A Hybrid Method for Standardising Civil Registration and Vital Statistics (CRVS) Location Data
DOI:
https://doi.org/10.34123/icdsos.v2025i1.618Keywords:
CRVS standardisation, fuzzy record linkage, geocoding, spatial proximity analysis, vital statisticsAbstract
Civil Registration and Vital Statistics (CRVS) systems in archipelagic contexts like
Indonesia face persistent challenges in location data standardisation due to free-text entries that
vary in spelling, formatting, and granularity. This study introduces a multi-stage hybrid
framework that systematically converts these unstructured entries into official administrative
codes using deterministic matching, fuzzy probabilistic matching, and geocoding. This study
processed 841,126 birth and death records using Python (Pandas, RapidFuzz, Geopy).
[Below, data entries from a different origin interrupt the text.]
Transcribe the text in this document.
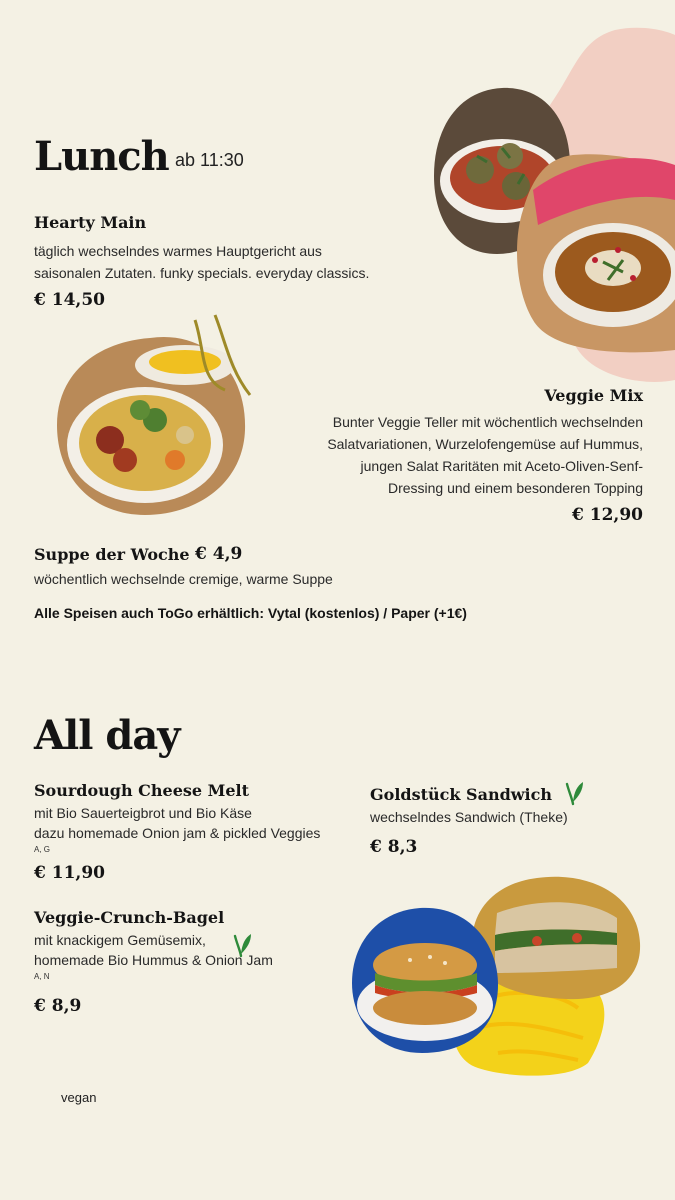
Lunch ab 11:30
Hearty Main
täglich wechselndes warmes Hauptgericht aus
saisonalen Zutaten. funky specials. everyday classics.
€ 14,50
Veggie Mix
Bunter Veggie Teller mit wöchentlich wechselnden
Salatvariationen, Wurzelofengemüse auf Hummus,
jungen Salat Raritäten mit Aceto-Oliven-Senf-
Dressing und einem besonderen Topping
€ 12,90
Suppe der Woche € 4,9
wöchentlich wechselnde cremige, warme Suppe
Alle Speisen auch ToGo erhältlich: Vytal (kostenlos) / Paper (+1€)
All day
Sourdough Cheese Melt
mit Bio Sauerteigbrot und Bio Käse
dazu homemade Onion jam & pickled Veggies
A, G
€ 11,90
Goldstück Sandwich
wechselndes Sandwich (Theke)
€ 8,3
Veggie-Crunch-Bagel
mit knackigem Gemüsemix,
homemade Bio Hummus & Onion Jam
A, N
€ 8,9
vegan
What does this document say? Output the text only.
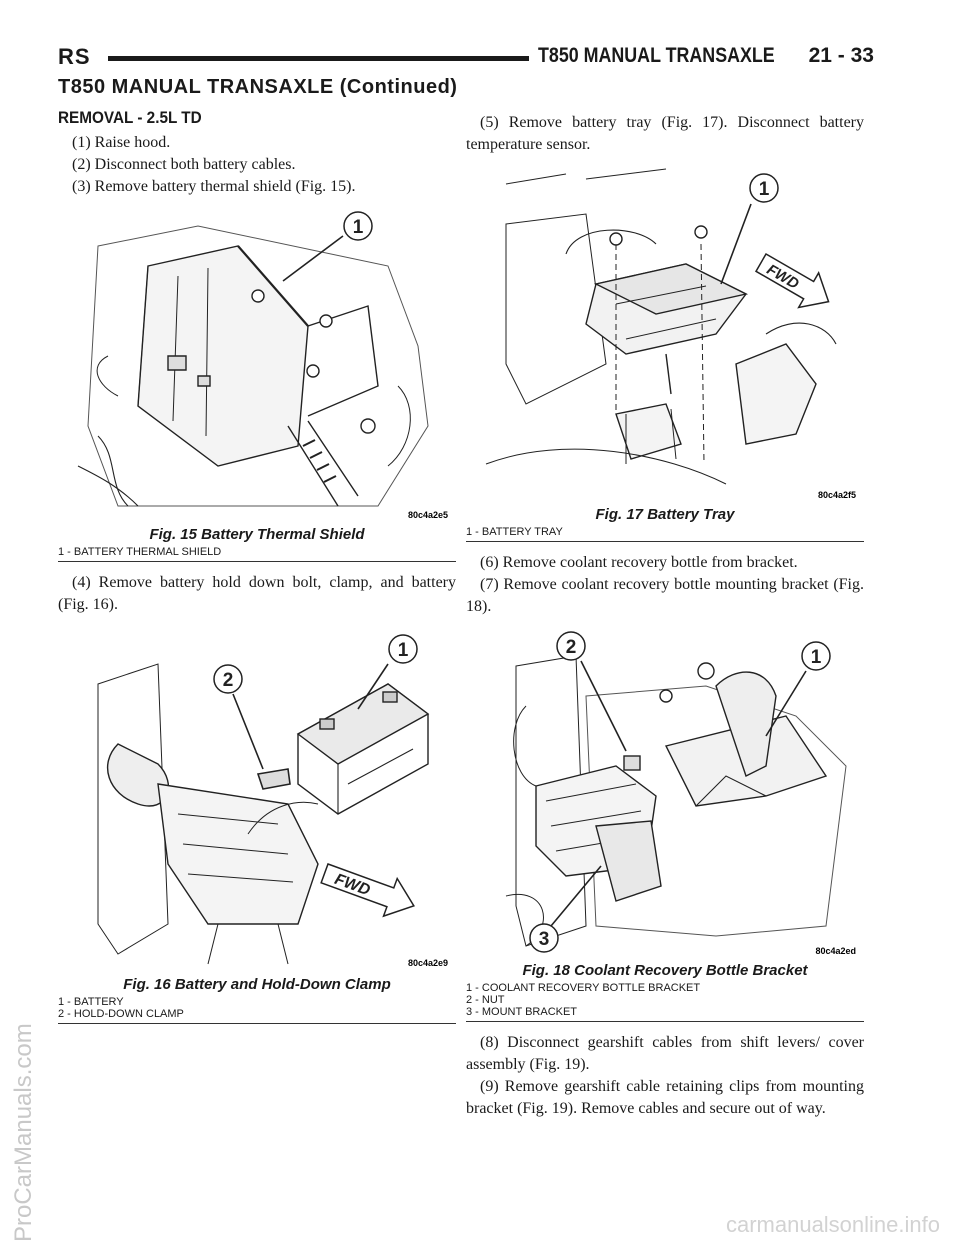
RS	T850 MANUAL TRANSAXLE 21 - 33
T850 MANUAL TRANSAXLE (Continued)
REMOVAL - 2.5L TD

(1) Raise hood.

(2) Disconnect both battery cables.

(3) Remove battery thermal shield (Fig. 15).

1
80c4a2e5
Fig. 15 Battery Thermal Shield
1 - BATTERY THERMAL SHIELD

(4) Remove battery hold down bolt, clamp, and battery (Fig. 16).

FWD
2
1
80c4a2e9
Fig. 16 Battery and Hold-Down Clamp
1 - BATTERY
2 - HOLD-DOWN CLAMP

(5) Remove battery tray (Fig. 17). Disconnect battery temperature sensor.

FWD
1
80c4a2f5
Fig. 17 Battery Tray
1 - BATTERY TRAY

(6) Remove coolant recovery bottle from bracket.

(7) Remove coolant recovery bottle mounting bracket (Fig. 18).

2	1
3
80c4a2ed
Fig. 18 Coolant Recovery Bottle Bracket
1 - COOLANT RECOVERY BOTTLE BRACKET
2 - NUT
3 - MOUNT BRACKET

(8) Disconnect gearshift cables from shift levers/ cover assembly (Fig. 19).

(9) Remove gearshift cable retaining clips from mounting bracket (Fig. 19). Remove cables and secure out of way.

ProCarManuals.com	carmanualsonline.info
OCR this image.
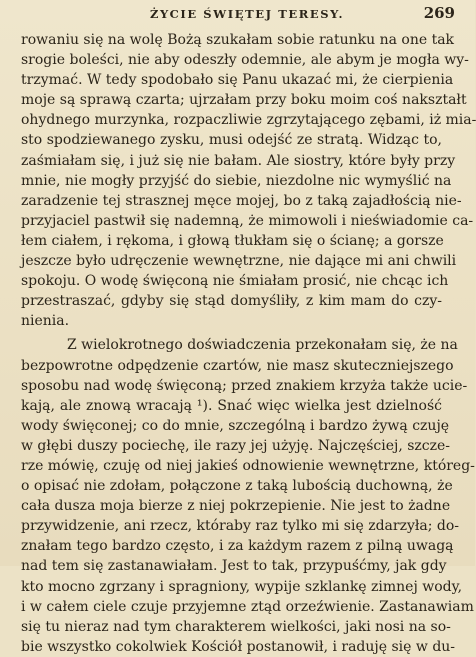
ŻYCIE ŚWIĘTEJ TERESY.	269
rowaniu się na wolę Bożą szukałam sobie ratunku na one tak
srogie boleści, nie aby odeszły odemnie, ale abym je mogła wy-
trzymać. W tedy spodobało się Panu ukazać mi, że cierpienia
moje są sprawą czarta; ujrzałam przy boku moim coś nakształt
ohydnego murzynka, rozpaczliwie zgrzytającego zębami, iż mia-
sto spodziewanego zysku, musi odejść ze stratą. Widząc to,
zaśmiałam się, i już się nie bałam. Ale siostry, które były przy
mnie, nie mogły przyjść do siebie, niezdolne nic wymyślić na
zaradzenie tej strasznej męce mojej, bo z taką zajadłością nie-
przyjaciel pastwił się nademną, że mimowoli i nieświadomie ca-
łem ciałem, i rękoma, i głową tłukłam się o ścianę; a gorsze
jeszcze było udręczenie wewnętrzne, nie dające mi ani chwili
spokoju. O wodę święconą nie śmiałam prosić, nie chcąc ich
przestraszać, gdyby się stąd domyśliły, z kim mam do czy-
nienia.
Z wielokrotnego doświadczenia przekonałam się, że na
bezpowrotne odpędzenie czartów, nie masz skuteczniejszego
sposobu nad wodę święconą; przed znakiem krzyża także ucie-
kają, ale znową wracają ¹). Snać więc wielka jest dzielność
wody święconej; co do mnie, szczególną i bardzo żywą czuję
w głębi duszy pociechę, ile razy jej użyję. Najczęściej, szcze-
rze mówię, czuję od niej jakieś odnowienie wewnętrzne, któreg-
o opisać nie zdołam, połączone z taką lubością duchowną, że
cała dusza moja bierze z niej pokrzepienie. Nie jest to żadne
przywidzenie, ani rzecz, któraby raz tylko mi się zdarzyła; do-
znałam tego bardzo często, i za każdym razem z pilną uwagą
nad tem się zastanawiałam. Jest to tak, przypuśćmy, jak gdy
kto mocno zgrzany i spragniony, wypije szklankę zimnej wody,
i w całem ciele czuje przyjemne ztąd orzeźwienie. Zastanawiam
się tu nieraz nad tym charakterem wielkości, jaki nosi na so-
bie wszystko cokolwiek Kościół postanowił, i raduję się w du-
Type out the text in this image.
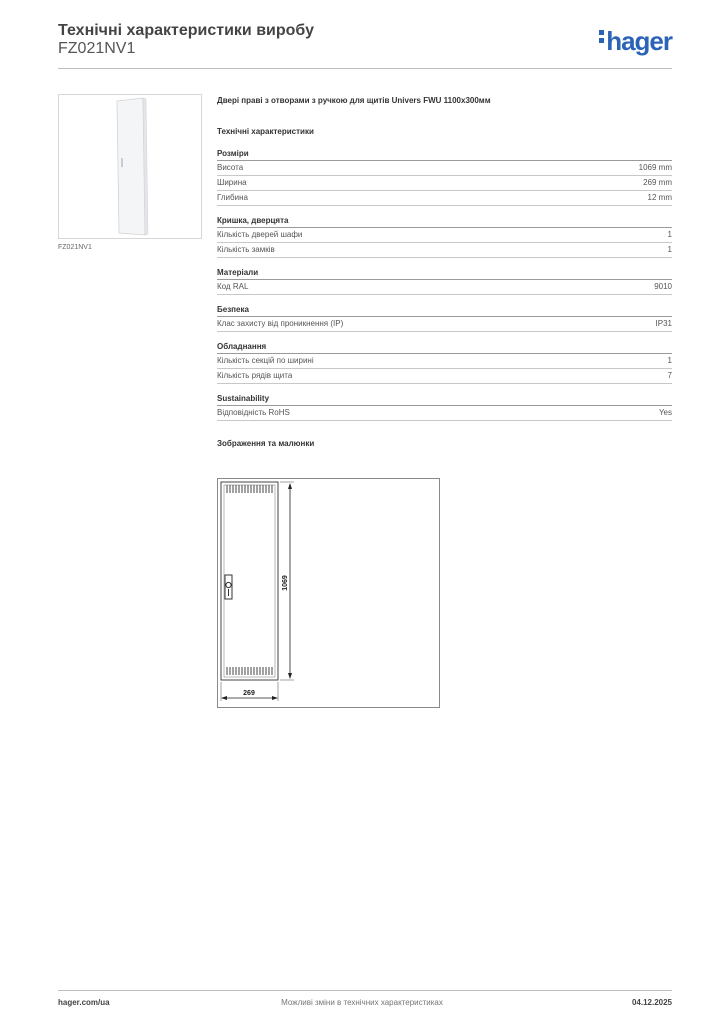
Технічні характеристики виробу
FZ021NV1	hager
FZ021NV1
Двері праві з отворами з ручкою для щитів Univers FWU 1100x300мм
Технічні характеристики
Розміри
Висота	1069 mm
Ширина	269 mm
Глибина	12 mm
Кришка, дверцята
Кількість дверей шафи	1
Кількість замків	1
Матеріали
Код RAL	9010
Безпека
Клас захисту від проникнення (IP)	IP31
Обладнання
Кількість секцій по ширині	1
Кількість рядів щита	7
Sustainability
Відповідність RoHS	Yes
Зображення та малюнки
1069
269
hager.com/ua	Можливі зміни в технічних характеристиках	04.12.2025
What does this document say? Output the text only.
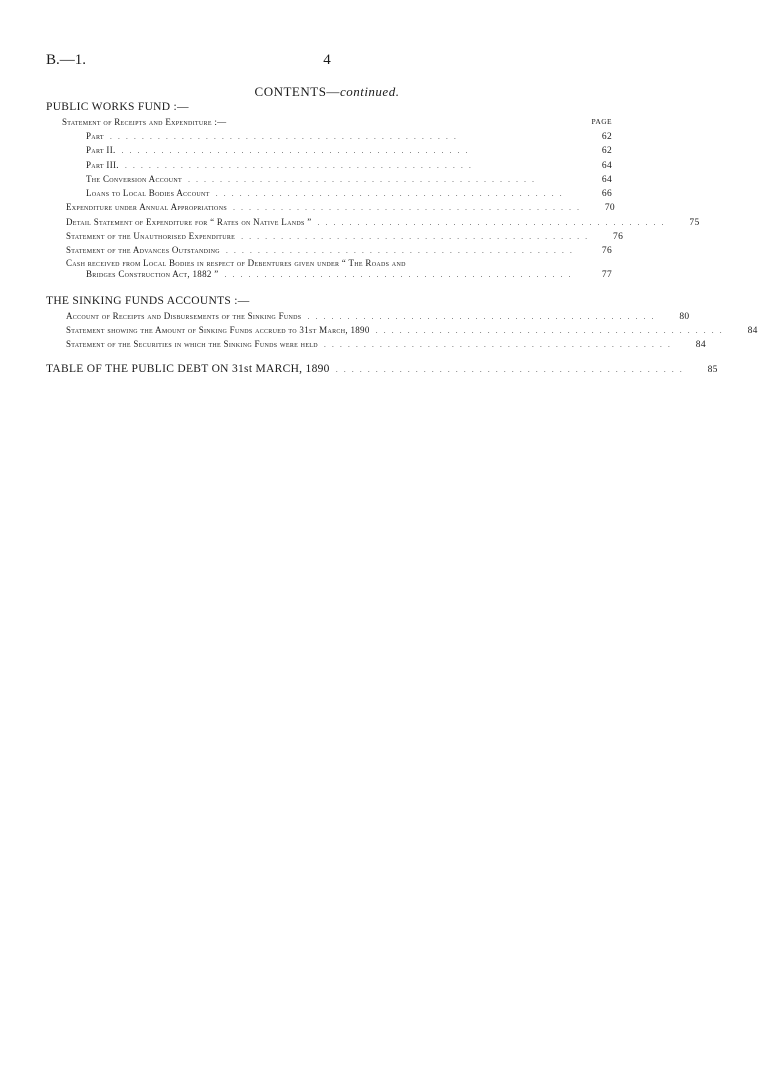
B.—1.	4
CONTENTS—continued.
PUBLIC WORKS FUND :—
Statement of Receipts and Expenditure :—	PAGE
Part . . . . . . . . . . . . . . . . . . . . . . . . . . . . . . . . . . . . . . . . . . . .	62
Part II. . . . . . . . . . . . . . . . . . . . . . . . . . . . . . . . . . . . . . . . . . . . .	62
Part III. . . . . . . . . . . . . . . . . . . . . . . . . . . . . . . . . . . . . . . . . . . . .	64
The Conversion Account . . . . . . . . . . . . . . . . . . . . . . . . . . . . . . . . . . . . . . . . . . . .	64
Loans to Local Bodies Account . . . . . . . . . . . . . . . . . . . . . . . . . . . . . . . . . . . . . . . . . . . .	66
Expenditure under Annual Appropriations . . . . . . . . . . . . . . . . . . . . . . . . . . . . . . . . . . . . . . . . . . . .	70
Detail Statement of Expenditure for “ Rates on Native Lands ” . . . . . . . . . . . . . . . . . . . . . . . . . . . . . . . . . . . . . . . . . . . .	75
Statement of the Unauthorised Expenditure . . . . . . . . . . . . . . . . . . . . . . . . . . . . . . . . . . . . . . . . . . . .	76
Statement of the Advances Outstanding . . . . . . . . . . . . . . . . . . . . . . . . . . . . . . . . . . . . . . . . . . . .	76
Cash received from Local Bodies in respect of Debentures given under “ The Roads and
Bridges Construction Act, 1882 ” . . . . . . . . . . . . . . . . . . . . . . . . . . . . . . . . . . . . . . . . . . . .	77
THE SINKING FUNDS ACCOUNTS :—
Account of Receipts and Disbursements of the Sinking Funds . . . . . . . . . . . . . . . . . . . . . . . . . . . . . . . . . . . . . . . . . . . .	80
Statement showing the Amount of Sinking Funds accrued to 31st March, 1890 . . . . . . . . . . . . . . . . . . . . . . . . . . . . . . . . . . . . . . . . . . . .	84
Statement of the Securities in which the Sinking Funds were held . . . . . . . . . . . . . . . . . . . . . . . . . . . . . . . . . . . . . . . . . . . .	84
TABLE OF THE PUBLIC DEBT ON 31st MARCH, 1890 . . . . . . . . . . . . . . . . . . . . . . . . . . . . . . . . . . . . . . . . . . . .	85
Cumulatively, all stages achieved a combined match rate of 85.44% for births and 67.12% for
deaths. The layered pipeline ensured speed, precision, and coverage for real-world CRVS data.
The findings demonstrate enhanced geographic precision in vital statistics, enabling more
reliable public health and demographic applications. Future improvements may include
transformer-based embeddings, active learning for ambiguous records, and uncertainty-aware
geocoding techniques. This framework establishes a scalable, robust pathway for elevating the
granularity and reliability of geolocated vital event data.